Nearly two thirds (63%) of teachers would support a ban on motor vehicles outside the school gates during school drop off and pick up times, new figures have revealed.
A YouGov poll, carried out for Sustrans, surveyed 840 teaching professionals across the UK about their attitudes towards air pollution and the actions they think should be taken to improve air quality outside the school gates.
More than half (59%) of those surveyed want the Government to take urgent action to improve air quality near schools. When asked what would help bring down the levels of air pollution outside schools, just over a third of respondents (34%) thought encouraging more people to walk, scoot and cycle would help reduce toxic fumes, followed by educating the school community about the cause and effects of air pollution (28%) and school road closures (26%).
Earlier this month, Public Health England published a set of recommendations on how the Government can improve air quality, including banning cars outside schools, investing more in clean public transport and foot and cycle paths, as well as introducing road pricing.
Xavier Brice, CEO of Sustrans, said: “We need to radically change the way we travel. Idling car engines and snarled up roads poison the air and our children’s bodies across the UK. For too long now, dangerous levels of air pollution near schools have been ignored. Finally this is starting to change. Our survey makes it clear that teachers want urgent action to clean up toxic fumes. They see closing the roads outside their school as an effective solution but need support from local authorities to enact change.
“Across the UK, councillors that care about their young constituents are leading the way by implementing school street closures during the school run, to re©duce air pollution and create a safer environment for families to walk and cycle. We want to see more. Our 40 closures for the Big Pedal show it’s possible. Young people across the world are taking action for a better future. Isn’t it time we did too? We urge local authorities to follow their peers. And call on Governments across the UK to support local authorities and implement clean air legislation to tackle motorised traffic, including large scale investment in walking and cycling to enable more people to choose active and cleaner ways to travel for local journeys.”

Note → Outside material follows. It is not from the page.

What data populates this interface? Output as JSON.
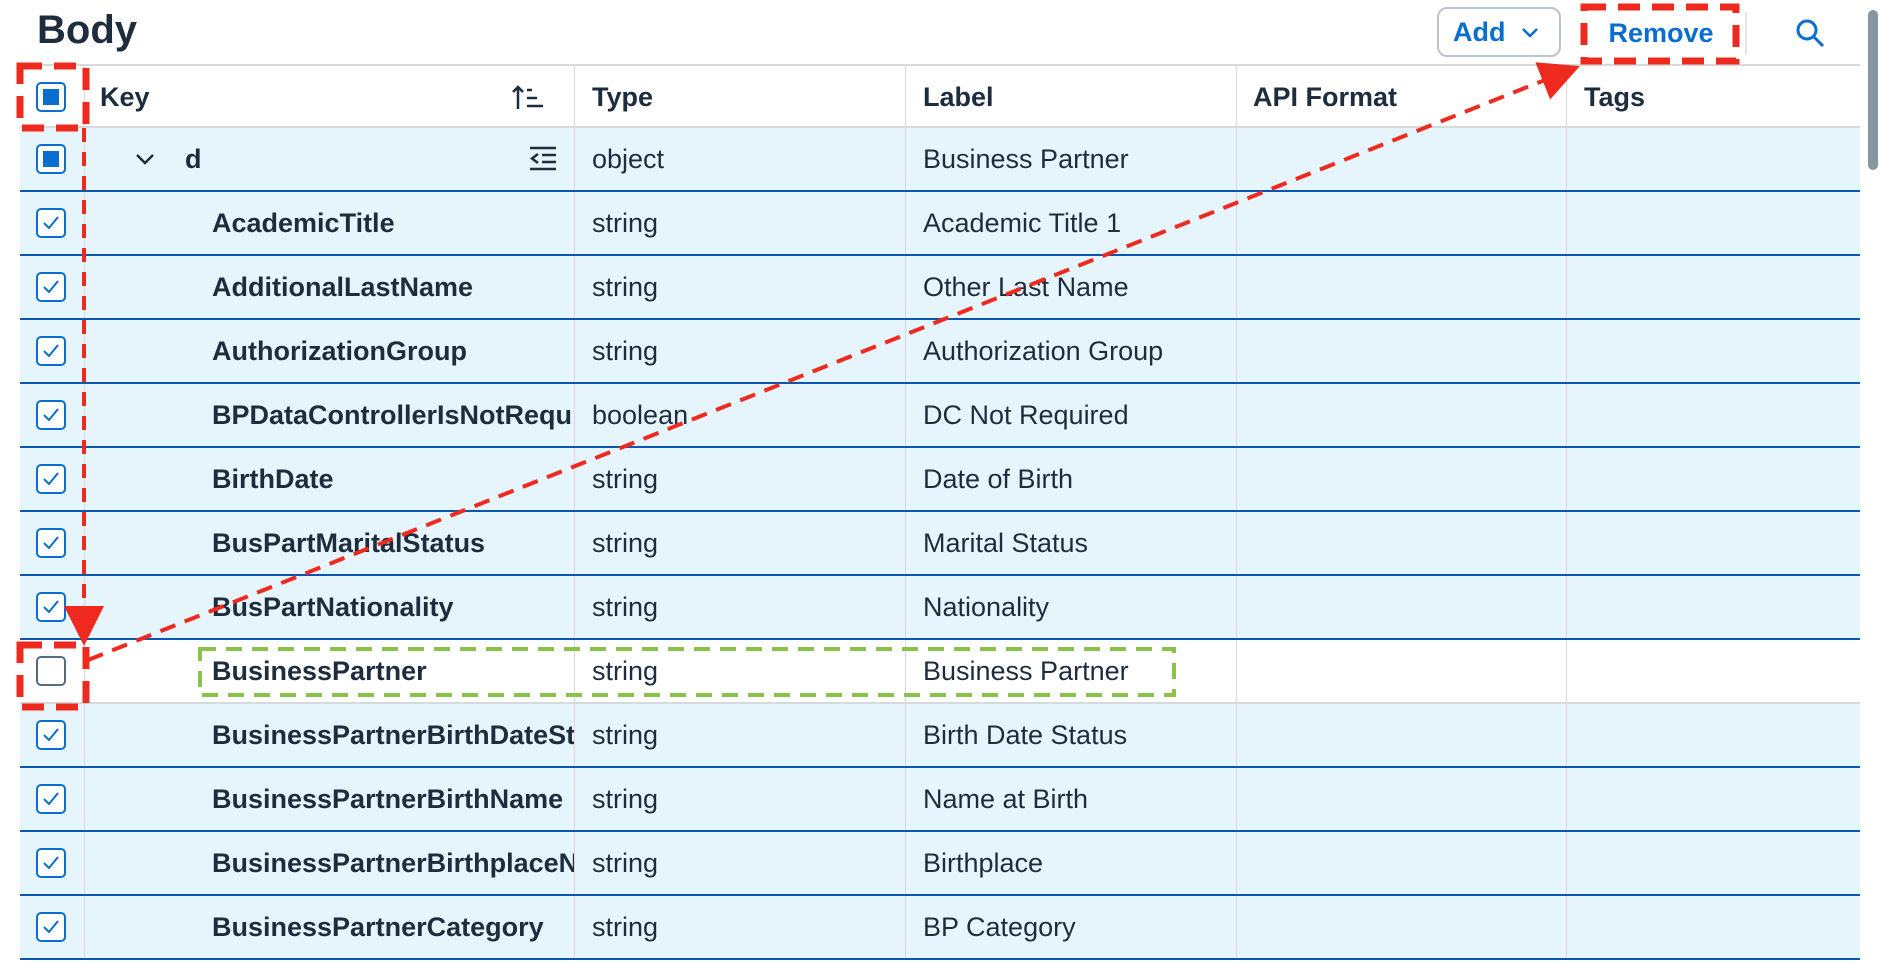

The teachers’ survey has been released to launch the Big Pedal 2019, 25th March to 5th April, the ‘UK’s largest’ competition to encourage more young people to cycle, walk and scoot to school. Held annually by Sustrans, this year’s challenge will see over 2,200 schools taking part. Additionally, for the first time, 40 schools across England, Wales and Scotland, are closing their streets to motor vehicles for one day to improve air quality and safety outside the school gates, in partnership with Sustrans, Playing Out and their local authority.

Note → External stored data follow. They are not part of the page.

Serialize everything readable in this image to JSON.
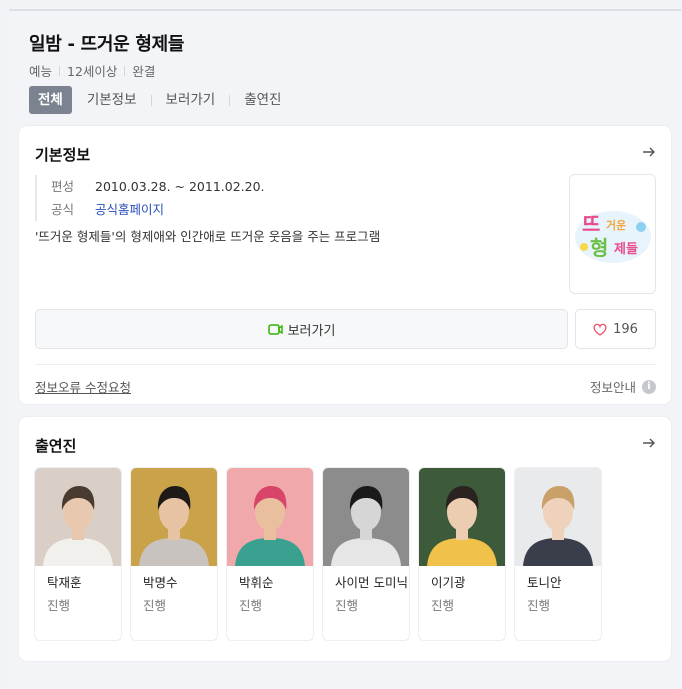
{
  "header": {
    "title": "일밤 - 뜨거운 형제들",
    "meta": [
      "예능",
      "12세이상",
      "완결"
    ],
    "tabs": [
      {
        "label": "전체",
        "active": true
      },
      {
        "label": "기본정보"
      },
      {
        "label": "보러가기"
      },
      {
        "label": "출연진"
      }
    ]
  },
  "basic_info": {
    "title": "기본정보",
    "rows": [
      {
        "key": "편성",
        "value": "2010.03.28. ~ 2011.02.20."
      },
      {
        "key": "공식",
        "value": "공식홈페이지"
      }
    ],
    "description": "'뜨거운 형제들'의 형제애와 인간애로 뜨거운 웃음을 주는 프로그램",
    "poster_icon": "show-logo-image",
    "watch_label": "보러가기",
    "like_count": "196",
    "report_label": "정보오류 수정요청",
    "guide_label": "정보안내",
    "accent": "#2db400"
  },
  "cast": {
    "title": "출연진",
    "members": [
      {
        "name": "탁재훈",
        "role": "진행",
        "bg": "#d9cfc6",
        "skin": "#e8c9b0",
        "hair": "#4a3b30",
        "shirt": "#f2f0ec"
      },
      {
        "name": "박명수",
        "role": "진행",
        "bg": "#c9a24a",
        "skin": "#e7c3a4",
        "hair": "#1d1a18",
        "shirt": "#c9c3c0"
      },
      {
        "name": "박휘순",
        "role": "진행",
        "bg": "#f0a8ab",
        "skin": "#e9bf9e",
        "hair": "#d8446a",
        "shirt": "#3aa090"
      },
      {
        "name": "사이먼 도미닉",
        "role": "진행",
        "bg": "#8c8c8c",
        "skin": "#d6d6d6",
        "hair": "#1a1a1a",
        "shirt": "#e6e6e6"
      },
      {
        "name": "이기광",
        "role": "진행",
        "bg": "#3d5a3a",
        "skin": "#edcdb2",
        "hair": "#2a2320",
        "shirt": "#f0c24a"
      },
      {
        "name": "토니안",
        "role": "진행",
        "bg": "#e8eaec",
        "skin": "#efd2bb",
        "hair": "#c9a068",
        "shirt": "#3a3e4a"
      }
    ]
  }
}
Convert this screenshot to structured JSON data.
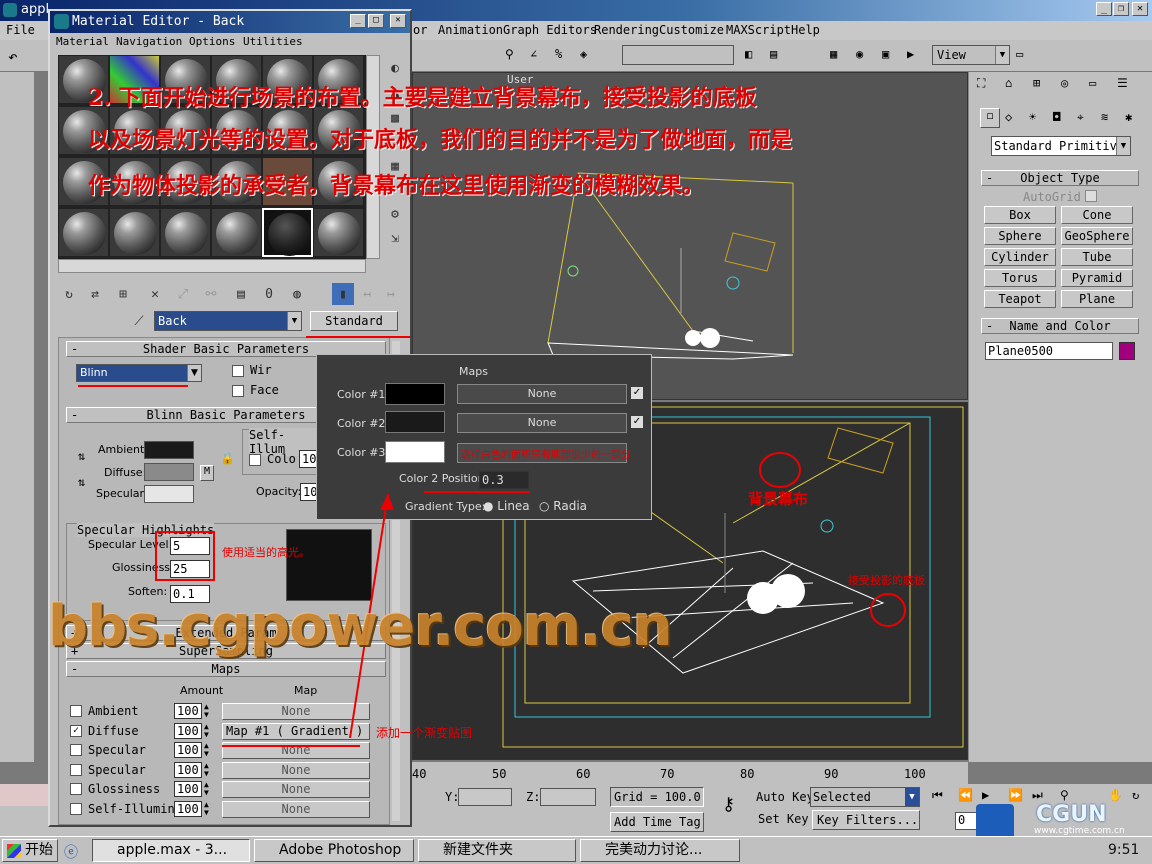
{
  "app": {
    "title": "appl",
    "menus": [
      "File",
      "or",
      "Animation",
      "Graph Editors",
      "Rendering",
      "Customize",
      "MAXScript",
      "Help"
    ],
    "view_dropdown": "View"
  },
  "material_editor": {
    "title": "Material Editor - Back",
    "menus": [
      "Material",
      "Navigation",
      "Options",
      "Utilities"
    ],
    "material_name": "Back",
    "type_button": "Standard",
    "shader_rollout": "Shader Basic Parameters",
    "shader": "Blinn",
    "wire": "Wir",
    "face": "Face",
    "blinn_rollout": "Blinn Basic Parameters",
    "self_illum": "Self-Illum",
    "color_label": "Colo",
    "color_value": "10",
    "ambient": "Ambient:",
    "diffuse": "Diffuse:",
    "specular": "Specular:",
    "m_button": "M",
    "opacity_label": "Opacity:",
    "opacity_value": "10",
    "spec_highlights": "Specular Highlights",
    "spec_level_label": "Specular Level:",
    "spec_level": "5",
    "glossiness_label": "Glossiness:",
    "glossiness": "25",
    "soften_label": "Soften:",
    "soften": "0.1",
    "extended": "Extended Param",
    "supersampling": "SuperSampling",
    "maps_rollout": "Maps",
    "amount_header": "Amount",
    "map_header": "Map",
    "maps": [
      {
        "name": "Ambient",
        "amount": "100",
        "map": "None",
        "checked": false
      },
      {
        "name": "Diffuse",
        "amount": "100",
        "map": "Map #1  ( Gradient )",
        "checked": true
      },
      {
        "name": "Specular",
        "amount": "100",
        "map": "None",
        "checked": false
      },
      {
        "name": "Specular",
        "amount": "100",
        "map": "None",
        "checked": false
      },
      {
        "name": "Glossiness",
        "amount": "100",
        "map": "None",
        "checked": false
      },
      {
        "name": "Self-Illumin",
        "amount": "100",
        "map": "None",
        "checked": false
      }
    ]
  },
  "gradient_panel": {
    "header": "Maps",
    "color1": "Color #1",
    "color2": "Color #2",
    "color3": "Color #3",
    "none1": "None",
    "none2": "None",
    "color2_position_label": "Color 2 Position:",
    "color2_position": "0.3",
    "gradient_type_label": "Gradient Type:",
    "linear": "Linea",
    "radial": "Radia"
  },
  "viewport": {
    "user_label": "User",
    "ruler": [
      "40",
      "50",
      "60",
      "70",
      "80",
      "90",
      "100"
    ]
  },
  "command_panel": {
    "dropdown": "Standard Primitive",
    "object_type": "Object Type",
    "autogrid": "AutoGrid",
    "buttons": [
      "Box",
      "Cone",
      "Sphere",
      "GeoSphere",
      "Cylinder",
      "Tube",
      "Torus",
      "Pyramid",
      "Teapot",
      "Plane"
    ],
    "name_color": "Name and Color",
    "object_name": "Plane0500",
    "object_color": "#a0007c"
  },
  "bottom": {
    "y_label": "Y:",
    "z_label": "Z:",
    "grid": "Grid = 100.0",
    "add_time_tag": "Add Time Tag",
    "auto_key": "Auto Key",
    "selected": "Selected",
    "set_key": "Set Key",
    "key_filters": "Key Filters...",
    "frame": "0"
  },
  "taskbar": {
    "start": "开始",
    "items": [
      "apple.max - 3...",
      "Adobe Photoshop",
      "新建文件夹",
      "完美动力讨论..."
    ],
    "clock": "9:51"
  },
  "annotations": {
    "main_line1": "2. 下面开始进行场景的布置。主要是建立背景幕布，接受投影的底板",
    "main_line2": "以及场景灯光等的设置。对于底板，我们的目的并不是为了做地面，而是",
    "main_line3": "作为物体投影的承受者。背景幕布在这里使用渐变的模糊效果。",
    "white_note": "这样白色的面积只有底部很少的一部分",
    "spec_note": "使用适当的高光。",
    "backdrop": "背景幕布",
    "floor": "接受投影的底板",
    "gradient_map": "添加一个渐变贴图",
    "watermark": "bbs.cgpower.com.cn",
    "logo": "CGUN",
    "logo_url": "www.cgtime.com.cn"
  }
}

Radio and television presenter Angellica Bell, who has today launched the Big Pedal at St Richard Reynolds Catholic College in Twickenham, said: “I know first-hand the joys and benefits of riding a bike and how important it is for children to be active from an early age and that’s why I support the call for creating a safer and calmer environment around schools for children to cycle and walk. Events like the Big Pedal are fantastic because they demonstrate to children, parents and teachers just how beneficial it can be to travel actively to and from school for a few more journeys a week.”

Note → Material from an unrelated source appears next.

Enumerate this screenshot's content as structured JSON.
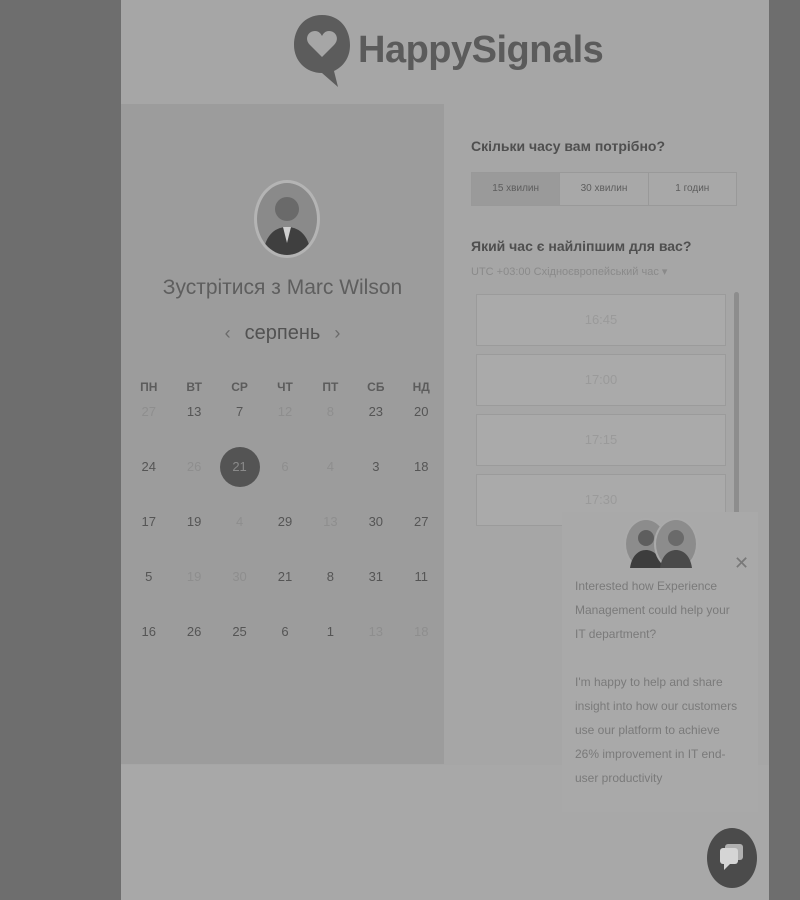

Sophie Gallois, Unicef UK’s director of advocacy and communications, said: “Every day, one in three children in the UK is breathing in harmful levels of air pollution that could damage their health and impact their future. Worryingly, children are most exposed to toxic air on the school run and while at school, so a ban on motor vehicles outside the schools gates has potential to make a real difference. Reducing children’s exposure to air pollution is not just about the school street itself, but also taking quieter routes to school, away from busy main roads.
“The Government must take urgent action to tackle this growing health crisis by putting children’s health at the heart of its work on air pollution. That includes focusing interventions on places where children are most exposed to toxic air, like schools, and promoting behavioural changes that will create real impact for children now and in the future.”